I then brought up the other money source they had been chasing, which was a venture capital fund. I asked whether we had heard anything about that effort. He said the organization had made an offer, but they turned it down because they thought the VCs wanted too much equity for the amount of money they were fronting.
After the CTO talked about his plans to be gone all next week on a trip out West, I asked what was on the agenda. He mentioned two existing clients, one of which is a very small revenue stream. He then noted that a licensing deal, which had put us through a rather stressful crunch in December, had gone cold for the present. The prospective customer had just been bought out by another company, and he speculated that merger activities had put such deal on hold.
Then there was a passing remark about some additional investment sources out East that they were wooing, but he didn't elaborate.
So, one source was still in the works, but probably months away. Another source had been rejected. The third was lost in limbo. We had received a check from the small revenue stream company, but it probably would cover payroll for maybe a month or two.
I was thinking back to the changes in personnel that have happened in the 14 months that I've been here. When I hired on, the company had eight full-time employees, four of whom were founding members. Three were developers, and one was an office manager. After my coworker leaves, we will have seen a 62.5% reduction in force in a little under one year's time.

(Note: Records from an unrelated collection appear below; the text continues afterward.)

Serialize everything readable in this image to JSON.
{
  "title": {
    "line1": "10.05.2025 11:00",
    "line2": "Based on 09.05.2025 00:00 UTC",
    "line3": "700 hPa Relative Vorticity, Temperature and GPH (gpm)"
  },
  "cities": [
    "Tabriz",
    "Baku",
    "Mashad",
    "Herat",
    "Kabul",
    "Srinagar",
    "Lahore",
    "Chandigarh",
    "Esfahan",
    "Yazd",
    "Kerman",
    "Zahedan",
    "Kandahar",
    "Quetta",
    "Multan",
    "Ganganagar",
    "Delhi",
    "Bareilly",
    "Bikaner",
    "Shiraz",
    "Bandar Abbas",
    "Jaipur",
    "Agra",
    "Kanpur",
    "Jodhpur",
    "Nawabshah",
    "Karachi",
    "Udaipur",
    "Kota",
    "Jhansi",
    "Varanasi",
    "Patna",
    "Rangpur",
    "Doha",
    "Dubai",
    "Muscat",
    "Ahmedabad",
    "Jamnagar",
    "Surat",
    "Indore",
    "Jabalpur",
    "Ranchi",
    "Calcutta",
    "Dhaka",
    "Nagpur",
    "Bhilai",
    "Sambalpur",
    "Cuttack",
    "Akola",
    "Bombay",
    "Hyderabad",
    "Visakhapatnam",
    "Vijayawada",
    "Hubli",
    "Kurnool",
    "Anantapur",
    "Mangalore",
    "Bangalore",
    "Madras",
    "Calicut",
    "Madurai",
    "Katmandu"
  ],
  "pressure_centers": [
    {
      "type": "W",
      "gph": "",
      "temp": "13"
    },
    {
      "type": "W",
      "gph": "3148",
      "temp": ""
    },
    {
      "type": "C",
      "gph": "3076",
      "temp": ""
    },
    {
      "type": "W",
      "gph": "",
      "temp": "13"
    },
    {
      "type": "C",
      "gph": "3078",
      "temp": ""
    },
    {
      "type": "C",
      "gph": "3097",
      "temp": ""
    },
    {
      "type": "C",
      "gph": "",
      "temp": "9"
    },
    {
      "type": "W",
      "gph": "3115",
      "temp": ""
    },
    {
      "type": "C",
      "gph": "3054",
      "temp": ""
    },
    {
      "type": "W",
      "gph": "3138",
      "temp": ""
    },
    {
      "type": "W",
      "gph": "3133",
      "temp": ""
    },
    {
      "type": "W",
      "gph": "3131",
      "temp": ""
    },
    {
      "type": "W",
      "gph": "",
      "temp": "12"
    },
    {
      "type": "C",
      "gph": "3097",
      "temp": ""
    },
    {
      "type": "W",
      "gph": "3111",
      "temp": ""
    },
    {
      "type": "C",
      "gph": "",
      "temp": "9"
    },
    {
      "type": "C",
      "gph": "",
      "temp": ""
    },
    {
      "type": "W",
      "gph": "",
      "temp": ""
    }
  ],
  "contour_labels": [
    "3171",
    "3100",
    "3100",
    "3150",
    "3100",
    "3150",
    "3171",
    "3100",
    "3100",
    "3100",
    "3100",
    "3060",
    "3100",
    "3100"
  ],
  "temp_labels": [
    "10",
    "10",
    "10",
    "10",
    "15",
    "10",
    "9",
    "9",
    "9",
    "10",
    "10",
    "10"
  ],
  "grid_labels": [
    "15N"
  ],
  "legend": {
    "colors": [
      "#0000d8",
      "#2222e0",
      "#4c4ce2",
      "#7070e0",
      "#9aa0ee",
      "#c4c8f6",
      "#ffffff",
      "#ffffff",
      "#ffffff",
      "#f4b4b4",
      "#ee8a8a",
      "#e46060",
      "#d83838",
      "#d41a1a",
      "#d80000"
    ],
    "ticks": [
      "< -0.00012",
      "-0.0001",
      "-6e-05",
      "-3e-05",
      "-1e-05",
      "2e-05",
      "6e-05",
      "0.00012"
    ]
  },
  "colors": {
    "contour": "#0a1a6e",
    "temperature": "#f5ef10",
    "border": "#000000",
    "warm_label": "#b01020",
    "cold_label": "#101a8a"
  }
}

In the silence and darkness of my home, I sit here wondering what I should do. Monday should prove to be very interesting, because our CEO will have returned from her trip. Will they try to goad me into assaulting the Java GUI learning curve? Will they decide to hire someone new? Will they just mothball the whole operation and regroup for a later day? Do I want to stay around and find out?

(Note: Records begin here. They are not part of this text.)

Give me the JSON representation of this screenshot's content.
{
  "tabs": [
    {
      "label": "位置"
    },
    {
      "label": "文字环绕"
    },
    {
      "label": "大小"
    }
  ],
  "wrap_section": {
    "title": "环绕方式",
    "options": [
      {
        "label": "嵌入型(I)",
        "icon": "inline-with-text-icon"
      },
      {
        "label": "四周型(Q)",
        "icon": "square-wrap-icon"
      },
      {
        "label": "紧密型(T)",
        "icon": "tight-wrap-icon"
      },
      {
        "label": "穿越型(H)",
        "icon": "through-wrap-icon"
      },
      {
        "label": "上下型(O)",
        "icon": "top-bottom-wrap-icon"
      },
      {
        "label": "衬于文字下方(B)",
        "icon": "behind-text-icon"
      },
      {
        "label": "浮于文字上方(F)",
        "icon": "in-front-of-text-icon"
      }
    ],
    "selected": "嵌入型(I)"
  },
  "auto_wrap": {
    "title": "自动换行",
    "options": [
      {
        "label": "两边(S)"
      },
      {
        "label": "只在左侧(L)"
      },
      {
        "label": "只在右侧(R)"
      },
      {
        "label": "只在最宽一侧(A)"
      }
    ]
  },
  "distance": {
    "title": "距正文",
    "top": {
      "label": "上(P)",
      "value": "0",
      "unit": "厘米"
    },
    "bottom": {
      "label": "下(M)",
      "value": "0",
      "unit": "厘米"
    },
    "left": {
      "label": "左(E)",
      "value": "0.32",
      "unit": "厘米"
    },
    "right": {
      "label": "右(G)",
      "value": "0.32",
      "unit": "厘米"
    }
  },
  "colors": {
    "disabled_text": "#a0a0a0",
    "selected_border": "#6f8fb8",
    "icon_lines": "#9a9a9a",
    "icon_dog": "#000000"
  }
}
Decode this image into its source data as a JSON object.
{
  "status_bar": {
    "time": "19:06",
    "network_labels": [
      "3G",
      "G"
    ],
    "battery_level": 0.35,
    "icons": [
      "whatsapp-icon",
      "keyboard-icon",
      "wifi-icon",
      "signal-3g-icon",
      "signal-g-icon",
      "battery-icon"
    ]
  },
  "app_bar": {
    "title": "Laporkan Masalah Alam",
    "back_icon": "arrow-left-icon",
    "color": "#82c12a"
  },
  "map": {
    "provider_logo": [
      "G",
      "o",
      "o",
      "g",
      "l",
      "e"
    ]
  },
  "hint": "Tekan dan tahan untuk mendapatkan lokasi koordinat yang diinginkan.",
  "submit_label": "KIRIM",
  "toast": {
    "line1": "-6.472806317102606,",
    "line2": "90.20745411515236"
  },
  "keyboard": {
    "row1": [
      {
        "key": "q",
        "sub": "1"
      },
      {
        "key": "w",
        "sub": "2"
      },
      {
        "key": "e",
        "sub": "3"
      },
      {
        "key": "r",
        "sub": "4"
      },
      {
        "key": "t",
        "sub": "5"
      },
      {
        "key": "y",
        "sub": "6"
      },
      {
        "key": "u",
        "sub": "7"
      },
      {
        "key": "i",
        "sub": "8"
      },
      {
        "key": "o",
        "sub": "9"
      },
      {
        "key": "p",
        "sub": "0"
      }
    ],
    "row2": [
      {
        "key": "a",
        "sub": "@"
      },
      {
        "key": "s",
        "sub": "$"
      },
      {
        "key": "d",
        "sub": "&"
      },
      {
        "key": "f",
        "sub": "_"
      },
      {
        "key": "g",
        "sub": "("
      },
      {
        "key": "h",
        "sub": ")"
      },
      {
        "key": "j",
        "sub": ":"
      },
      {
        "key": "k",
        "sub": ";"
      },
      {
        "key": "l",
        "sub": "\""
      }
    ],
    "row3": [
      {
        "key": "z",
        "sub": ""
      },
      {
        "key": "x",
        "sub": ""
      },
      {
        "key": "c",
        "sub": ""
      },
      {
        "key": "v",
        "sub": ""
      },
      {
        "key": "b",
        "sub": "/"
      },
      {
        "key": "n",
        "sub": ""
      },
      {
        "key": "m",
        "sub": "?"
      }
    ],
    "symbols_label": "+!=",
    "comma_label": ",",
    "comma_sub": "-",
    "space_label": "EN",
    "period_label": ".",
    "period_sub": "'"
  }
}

I survived the first phone interview with big software company in the Northwest. A second employee has e-mailed me to schedule the next round. I found a blog on the company's website about their hiring system, and it provided some clues about how their recruiting process works.

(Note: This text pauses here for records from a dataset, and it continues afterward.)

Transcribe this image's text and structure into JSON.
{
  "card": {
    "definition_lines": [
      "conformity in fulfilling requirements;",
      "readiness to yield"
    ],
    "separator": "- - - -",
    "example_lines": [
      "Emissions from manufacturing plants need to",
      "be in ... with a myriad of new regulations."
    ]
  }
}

Late this afternoon I had a useful conversation with a local recruiter with whom I had been playing phone tag over the week. It turns out the position he had in mind for me "disappeared" quickly. We went over my resume, and he said that I needed to insert explicit references to the tools I had been using in my work rather than putting that at the end. The reason, he said, was that recruiters tend to focus in on vendor products that you have experience with (e.g. have you used the API for interfacing with database X or charting component toolkit made by vendor Y).
I said that in dealing with other recruiters who work in this metro area, I was beginning to realize this high reliance on brand name knowledge. Not a lot of original software development goes on in this town. Most of it is geared toward system integration tasks or gluing together off the shelf components. If you don't know a database vendor's API and either .NET or Java 2 EE, you aren't going to find a lot of jobs around here.
I acknowledged that I was reaching a critical point. Either I needed to retool my skills to pick up some of these high-demand technologies, or I needed to relocate to an area where creative software development is done. I said that my resume was generating a lot more demand from places out East and West than here. He said that's not surprising, adding that a U.S. national with good problem solving skills and solid C++ knowledge would be well received in other parts of the country.
He recommended that I make my choice based on what I would enjoy doing, because even if I retooled to stay local, I might hate the jobs.
The professional two-choice dilemma becomes ever so starker, and it interlocks with my personal two-choice dilemma, because my wife has already expressed an unwillingness to relocate far away.